Member of the Congress of Sonora from the 1st district
- In office 16 September 2015 – 15 September 2018
- Preceded by: José Everardo López Córdova
- Succeeded by: Jesús Alonso Montes Piña
- In office 3 March 2008 – 15 September 2009
- Preceded by: Florencio Díaz Armenta [es]
- Succeeded by: Leslie Pantoja Hernández

Personal details
- Born: San Luis Río Colorado, Sonora, Mexico
- Citizenship: Mexican
- Party: PAN
- Spouse: Beltrán Rojas
- Education: Autonomous University of Baja California

= Lina Acosta Cid =

Mexican politician

Lina Acosta Cid is a Mexican politician affiliated with the National Action Party. She served in the LVIII and LXI Lesiglatures of the Congress of Sonora.

==Education and early career==
A native of San Luis Río Colorado, Sonora, Acosta Cid earned a Licentiate in sociology from the Autonomous University of Baja California and a master's degree in criminology from the CETYS Mexicali campus. She began her career in the public service in 1991 at the INFONAVIT, beginning a lengthy career in government at the municipal, state and federal levels. After several years in Baja California, Acosta Cid returned to San Luis Río Colorado, where she served as the director of urban planning for the local government from 1997 to 2000. She also served as the executive secretary (and later administrative director) of the municipal council for public security.

==Political career==
Acosta Cid officially joined the National Action Party (PAN) in 1999. In 2003, she lost an internal election to Inés Palafox Núñez for the PAN nomination to the Chamber of Deputies.
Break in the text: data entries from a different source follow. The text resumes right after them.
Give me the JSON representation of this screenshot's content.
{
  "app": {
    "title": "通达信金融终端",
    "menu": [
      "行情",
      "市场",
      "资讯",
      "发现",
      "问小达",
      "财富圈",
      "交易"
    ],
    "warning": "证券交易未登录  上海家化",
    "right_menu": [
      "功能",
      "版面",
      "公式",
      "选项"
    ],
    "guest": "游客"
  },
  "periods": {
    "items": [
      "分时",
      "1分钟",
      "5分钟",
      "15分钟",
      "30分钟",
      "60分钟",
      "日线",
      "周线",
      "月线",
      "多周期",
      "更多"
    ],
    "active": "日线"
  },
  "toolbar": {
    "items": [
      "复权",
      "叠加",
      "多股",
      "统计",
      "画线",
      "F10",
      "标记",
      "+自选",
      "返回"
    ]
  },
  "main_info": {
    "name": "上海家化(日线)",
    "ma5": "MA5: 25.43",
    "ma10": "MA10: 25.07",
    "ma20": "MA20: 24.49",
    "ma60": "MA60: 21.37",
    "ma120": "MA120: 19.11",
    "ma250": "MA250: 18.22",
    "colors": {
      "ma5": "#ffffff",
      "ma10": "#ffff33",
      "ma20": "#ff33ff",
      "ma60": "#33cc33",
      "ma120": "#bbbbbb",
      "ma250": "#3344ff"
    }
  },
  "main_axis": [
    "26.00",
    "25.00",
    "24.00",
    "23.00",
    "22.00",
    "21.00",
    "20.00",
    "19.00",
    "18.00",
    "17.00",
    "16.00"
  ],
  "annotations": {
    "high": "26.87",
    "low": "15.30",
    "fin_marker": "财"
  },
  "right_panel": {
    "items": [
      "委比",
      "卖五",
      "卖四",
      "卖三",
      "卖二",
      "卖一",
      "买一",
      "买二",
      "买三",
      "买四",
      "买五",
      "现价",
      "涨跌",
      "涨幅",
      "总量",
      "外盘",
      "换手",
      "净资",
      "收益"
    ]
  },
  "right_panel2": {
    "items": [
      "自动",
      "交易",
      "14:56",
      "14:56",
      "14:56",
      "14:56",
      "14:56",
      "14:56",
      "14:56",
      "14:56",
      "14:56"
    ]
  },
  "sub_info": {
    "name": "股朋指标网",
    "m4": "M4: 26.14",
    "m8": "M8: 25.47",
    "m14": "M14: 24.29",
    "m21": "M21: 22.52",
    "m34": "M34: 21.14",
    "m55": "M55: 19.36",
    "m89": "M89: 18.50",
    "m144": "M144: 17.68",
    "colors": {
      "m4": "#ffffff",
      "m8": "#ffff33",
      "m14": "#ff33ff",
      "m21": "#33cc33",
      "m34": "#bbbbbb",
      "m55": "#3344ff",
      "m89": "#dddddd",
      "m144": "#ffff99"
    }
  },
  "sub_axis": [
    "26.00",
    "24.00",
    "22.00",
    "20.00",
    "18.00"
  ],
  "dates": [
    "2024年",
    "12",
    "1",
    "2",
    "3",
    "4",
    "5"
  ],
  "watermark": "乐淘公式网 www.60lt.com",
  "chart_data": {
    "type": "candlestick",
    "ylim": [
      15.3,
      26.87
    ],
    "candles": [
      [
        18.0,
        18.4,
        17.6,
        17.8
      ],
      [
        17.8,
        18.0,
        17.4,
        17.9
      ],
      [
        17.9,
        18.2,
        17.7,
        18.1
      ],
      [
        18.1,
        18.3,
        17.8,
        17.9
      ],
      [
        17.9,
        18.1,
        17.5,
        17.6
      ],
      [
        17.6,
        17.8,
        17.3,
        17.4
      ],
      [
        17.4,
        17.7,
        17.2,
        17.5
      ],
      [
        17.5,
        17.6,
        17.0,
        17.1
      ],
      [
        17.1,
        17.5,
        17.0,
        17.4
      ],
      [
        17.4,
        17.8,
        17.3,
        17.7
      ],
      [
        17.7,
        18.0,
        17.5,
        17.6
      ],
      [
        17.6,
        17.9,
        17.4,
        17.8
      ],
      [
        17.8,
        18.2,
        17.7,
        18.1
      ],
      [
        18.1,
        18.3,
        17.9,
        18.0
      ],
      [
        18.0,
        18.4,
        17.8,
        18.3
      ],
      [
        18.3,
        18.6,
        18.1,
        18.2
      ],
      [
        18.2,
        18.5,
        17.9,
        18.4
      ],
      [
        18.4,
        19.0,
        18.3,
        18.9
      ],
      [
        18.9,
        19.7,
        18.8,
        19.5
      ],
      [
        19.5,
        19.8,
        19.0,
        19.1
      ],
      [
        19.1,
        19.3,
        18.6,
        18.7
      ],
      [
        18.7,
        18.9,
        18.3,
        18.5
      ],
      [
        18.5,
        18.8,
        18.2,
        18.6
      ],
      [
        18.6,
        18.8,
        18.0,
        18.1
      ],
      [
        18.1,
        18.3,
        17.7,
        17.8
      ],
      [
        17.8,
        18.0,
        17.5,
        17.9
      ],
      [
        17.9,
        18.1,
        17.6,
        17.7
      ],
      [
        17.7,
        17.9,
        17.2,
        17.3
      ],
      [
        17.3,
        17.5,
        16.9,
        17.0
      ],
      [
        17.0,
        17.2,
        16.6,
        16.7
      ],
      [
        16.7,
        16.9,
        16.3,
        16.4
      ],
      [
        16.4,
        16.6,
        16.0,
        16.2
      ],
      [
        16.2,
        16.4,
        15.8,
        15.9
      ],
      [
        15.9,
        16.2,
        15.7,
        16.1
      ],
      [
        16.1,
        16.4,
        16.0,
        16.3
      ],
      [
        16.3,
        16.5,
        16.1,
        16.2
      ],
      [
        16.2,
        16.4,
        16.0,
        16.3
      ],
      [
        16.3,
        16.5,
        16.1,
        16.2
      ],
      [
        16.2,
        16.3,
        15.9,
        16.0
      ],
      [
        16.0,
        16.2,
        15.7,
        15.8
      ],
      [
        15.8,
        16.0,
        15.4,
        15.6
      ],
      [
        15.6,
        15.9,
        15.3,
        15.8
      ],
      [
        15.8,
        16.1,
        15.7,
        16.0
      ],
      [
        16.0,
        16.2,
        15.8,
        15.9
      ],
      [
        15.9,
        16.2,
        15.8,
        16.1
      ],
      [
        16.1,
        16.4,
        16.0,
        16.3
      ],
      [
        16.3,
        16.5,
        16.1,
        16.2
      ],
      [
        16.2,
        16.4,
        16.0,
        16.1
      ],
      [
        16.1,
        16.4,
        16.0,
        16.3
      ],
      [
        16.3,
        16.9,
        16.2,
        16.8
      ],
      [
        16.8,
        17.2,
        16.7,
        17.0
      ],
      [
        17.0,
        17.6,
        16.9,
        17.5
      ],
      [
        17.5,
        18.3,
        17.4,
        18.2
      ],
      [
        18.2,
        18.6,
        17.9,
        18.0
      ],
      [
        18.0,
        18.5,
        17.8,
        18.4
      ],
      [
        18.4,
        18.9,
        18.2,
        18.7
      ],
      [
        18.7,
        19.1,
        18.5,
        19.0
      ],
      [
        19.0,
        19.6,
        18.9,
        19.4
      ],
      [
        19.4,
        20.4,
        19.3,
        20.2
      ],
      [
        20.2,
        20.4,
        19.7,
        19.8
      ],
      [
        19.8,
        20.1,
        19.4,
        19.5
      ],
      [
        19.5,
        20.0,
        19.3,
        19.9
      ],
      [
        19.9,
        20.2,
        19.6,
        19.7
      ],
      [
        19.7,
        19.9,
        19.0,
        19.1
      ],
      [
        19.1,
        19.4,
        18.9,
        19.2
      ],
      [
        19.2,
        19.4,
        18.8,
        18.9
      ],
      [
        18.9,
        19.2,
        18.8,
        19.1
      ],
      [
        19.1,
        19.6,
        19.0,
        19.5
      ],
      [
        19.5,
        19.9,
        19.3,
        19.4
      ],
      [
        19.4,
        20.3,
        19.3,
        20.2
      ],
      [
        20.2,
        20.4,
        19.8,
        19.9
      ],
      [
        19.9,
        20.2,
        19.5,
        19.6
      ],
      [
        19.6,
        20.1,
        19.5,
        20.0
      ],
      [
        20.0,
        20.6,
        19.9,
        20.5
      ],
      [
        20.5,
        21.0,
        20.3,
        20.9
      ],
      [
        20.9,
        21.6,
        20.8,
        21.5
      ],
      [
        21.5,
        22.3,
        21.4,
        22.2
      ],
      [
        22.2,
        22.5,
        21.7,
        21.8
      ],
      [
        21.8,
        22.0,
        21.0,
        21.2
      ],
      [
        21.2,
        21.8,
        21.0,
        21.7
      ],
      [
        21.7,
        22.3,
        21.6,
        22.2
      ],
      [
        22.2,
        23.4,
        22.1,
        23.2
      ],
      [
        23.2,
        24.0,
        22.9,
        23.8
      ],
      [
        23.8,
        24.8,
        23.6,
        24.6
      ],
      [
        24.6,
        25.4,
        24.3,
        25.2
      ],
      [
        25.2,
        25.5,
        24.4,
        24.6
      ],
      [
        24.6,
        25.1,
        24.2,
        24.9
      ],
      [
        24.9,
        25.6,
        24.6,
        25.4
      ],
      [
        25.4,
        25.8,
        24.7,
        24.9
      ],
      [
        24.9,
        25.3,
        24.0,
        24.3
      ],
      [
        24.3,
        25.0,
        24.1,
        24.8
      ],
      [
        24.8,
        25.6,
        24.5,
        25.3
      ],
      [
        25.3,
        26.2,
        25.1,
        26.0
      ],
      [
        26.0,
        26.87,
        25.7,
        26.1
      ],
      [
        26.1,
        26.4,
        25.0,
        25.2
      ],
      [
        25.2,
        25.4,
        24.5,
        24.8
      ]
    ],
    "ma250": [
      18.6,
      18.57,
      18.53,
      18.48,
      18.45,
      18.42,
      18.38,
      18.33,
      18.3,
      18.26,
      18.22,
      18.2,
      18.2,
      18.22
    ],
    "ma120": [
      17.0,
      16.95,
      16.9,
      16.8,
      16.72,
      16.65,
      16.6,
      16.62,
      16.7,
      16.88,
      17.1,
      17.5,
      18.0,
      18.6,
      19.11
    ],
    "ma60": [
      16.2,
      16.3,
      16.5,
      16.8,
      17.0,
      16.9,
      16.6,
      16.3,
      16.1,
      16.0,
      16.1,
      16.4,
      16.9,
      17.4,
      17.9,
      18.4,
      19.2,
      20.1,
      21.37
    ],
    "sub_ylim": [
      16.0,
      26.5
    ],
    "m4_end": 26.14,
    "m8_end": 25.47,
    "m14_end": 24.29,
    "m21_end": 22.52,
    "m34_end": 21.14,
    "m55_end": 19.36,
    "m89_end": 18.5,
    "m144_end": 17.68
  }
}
From 2006 to 2008, Acosta Cid served as Florencio Díaz Armenta's substitute deputy in the LVIII Legislature of the Congress of Sonora. On 19 February 2008, Díaz Armenta requested to be relieved of his duties in order to seek the PAN's nomination for Governor of Sonora in the 2009 state elections. Acosta Cid assumed the seat on 3 March, when the congress unanimously approved Díaz Armenta's resignation. She served out the rest of the term, which ended in September 2009. Acosta Cid subsequently worked for the Executive Secretary of Public Security as of 2014.

In the 2015 state elections, Acosta Cid won a seat representing the 1st district in the LXI Legislature of the Congress of Sonora, after receiving 42.7 percent of the vote. She had earned the PAN nomination earlier that year after winning an internal election by four votes. Acosta Cid served as president of the body and worked to further gender equality through legislation.

In January 2018, she announced her intention to run for a seat in the Chamber of Deputies representing Sonora's 1st federal district. However, the PAN state committee nominated her to represent the 2nd district of Puerto Peñasco in the state legislature. Acosta Cid received 26.9 percent of the vote, finishing in second place behind Lázaro Espinoza Mendívil of the Juntos Haremos Historia alliance. She went on to serve as the coordinator of mayors, síndicos and regidores in the PAN's state steering committee. In 2019, Acosta Cid was awarded the "Leona Vicario" medal by the San Luis Río Colorado chapter of the Mexican Association of Businesswomen.

In January 2021, Acosta Cid announced that she was once again running for a seat in the Chamber of Deputies representing Sonora's 1st federal district as a member of Va por México, an alliance between the PAN, the Institutional Revolutionary Party (PRI) and the Party of the Democratic Revolution (PRD). She campaigned in remote towns located on the edges of the district, such as Trincheras and Tubutama. Acosta Cid received 32.6 percent of the vote, finishing in second place behind Manuel Baldenebro Arredondo of Morena.